His 8.6 PA per walk is overwhelmingly the best walk rate of his career, and his .376 OBP reflects that. It is his best career OBP. His K rate was right around his average.

The real jump is in SLG: DeRosa's .481 SLG in 2008 is 60 points higher than he has averaged in his other full seasons in the majors.  

So what about 2009 in St. Louis?  That .405 SLG, which is low but has been attributed to his bad wrist, isn't that low.  It's only 16 points off of his average in his four full seasons as a regular. His career SLG is .405, so his .405 SLG last year is exactly equal to his career average. While it's not a power outage, it's what we should expect from DeRosa. 

And while we're on the topic of his wrist being attributed to a decline in power last year, how exactly did it effect his plate discipline?  Year-over-year, he now goes six PAs per walk, but takes one fewer PA between strikeouts. There is no amount of soreness in DeRosa's wrist that should have him walking 70+ percent less frequently. 

A quick look at Fan Graphs tells us that last year DeRosa swung at more pitches out of the strike zone (from 20.9 percent to 23.5 percent) and fewer pitches in the zone (from 66.5 percent to 65.2 percent) over the past year.

DeRosa wasn't in the cozy position of hitting late in the order on the best offense in the league. He was in the pressurized position of being in an often anemic offense that, outside the later addition of Matt Holliday, was Albert (Pujols) and the Seven Dwarfs.  

All-tolled, DeRosa was good for a cumulative WARP1 of 1.5 last year with Cleveland and St. Louis, about a third of his 4.4 WARP1 in 2008 for the Cubs. That's a decline of a very significant amount, but again should not be viewed as, "Boy, Mark DeRosa got a lot worse in 2009."  It should be viewed as, "Mark DeRosa regressed to what we should reasonably expect from Mark DeRosa."

His combined WARP1 of 1.5 is not as far off from his four-year average of 2.6 as his WARP1 of 4.4 was in 2008, and his career average WARP1 is 1.5, exactly what his WARP1 was last year with two teams.
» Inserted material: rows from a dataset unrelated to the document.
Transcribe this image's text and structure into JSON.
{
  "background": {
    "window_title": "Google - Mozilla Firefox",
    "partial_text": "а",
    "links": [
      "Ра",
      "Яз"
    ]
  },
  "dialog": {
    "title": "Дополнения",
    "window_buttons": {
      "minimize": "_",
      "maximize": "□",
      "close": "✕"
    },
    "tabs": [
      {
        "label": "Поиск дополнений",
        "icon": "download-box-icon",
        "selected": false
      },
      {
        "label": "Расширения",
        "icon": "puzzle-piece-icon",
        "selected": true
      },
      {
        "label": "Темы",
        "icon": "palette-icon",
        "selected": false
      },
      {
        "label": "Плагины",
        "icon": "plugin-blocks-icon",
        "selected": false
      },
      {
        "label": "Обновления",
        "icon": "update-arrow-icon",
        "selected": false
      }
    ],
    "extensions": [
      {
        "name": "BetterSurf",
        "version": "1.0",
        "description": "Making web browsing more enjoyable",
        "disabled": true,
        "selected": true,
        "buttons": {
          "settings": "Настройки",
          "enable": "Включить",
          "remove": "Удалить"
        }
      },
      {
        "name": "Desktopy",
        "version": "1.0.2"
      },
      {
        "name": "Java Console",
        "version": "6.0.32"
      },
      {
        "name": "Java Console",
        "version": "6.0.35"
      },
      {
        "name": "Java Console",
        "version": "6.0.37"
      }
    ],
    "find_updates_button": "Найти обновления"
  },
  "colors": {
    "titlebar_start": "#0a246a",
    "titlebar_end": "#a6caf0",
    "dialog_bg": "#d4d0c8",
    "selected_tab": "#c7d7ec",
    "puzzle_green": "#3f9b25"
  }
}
Mark DeRosa played to his career averages last year. No more, no less. 

The 85-point dip in OBP from season-to-season and 76-point drop in SLG are not things we should make excuses for, but rather understand as a regression to the norm.

I can understand extending more value in DeRosa in really only two situations. The first would be a team in need of a veteran "clubhouse guy."  

That would be any young team in the midst of rebuilding that lacks good veteran leadership—Baltimore, Kansas City, a few others. Or maybe the Cubs, whose clubhouse has lacked that element since DeRosa left it. 

The second type of team who could use a DeRosa is one that needs both  defensive depth and any right-handed bat. Neither of the above fit the Cardinals.

The only spot for DeRosa defensively, as a Plan B for not re-signing Holliday, would be to plug DeRosa in a corner outfield spot. His offensive production does not make him a suitable candidate as either a LF or RF, especially at the price being rumored as necessary for his services. 

San Francisco has been said to have offered DeRosa two years and $12 million. Given that he can only offer them 1.5 wins above a minor-league callup in a division that will be very hotly contested, that seems like negligence on the part of Giants GM Brian Sabean. The 1.5 wins DeRosa can bring will not make a difference in the NL West any time in the next two years.

If I were Cradinals GM John Mozeliak, I'd be perfectly happy with abandoning my Plan B and let the Giants have him as their Plan A. And I'd move on to better Plan Bs before they are snatched up.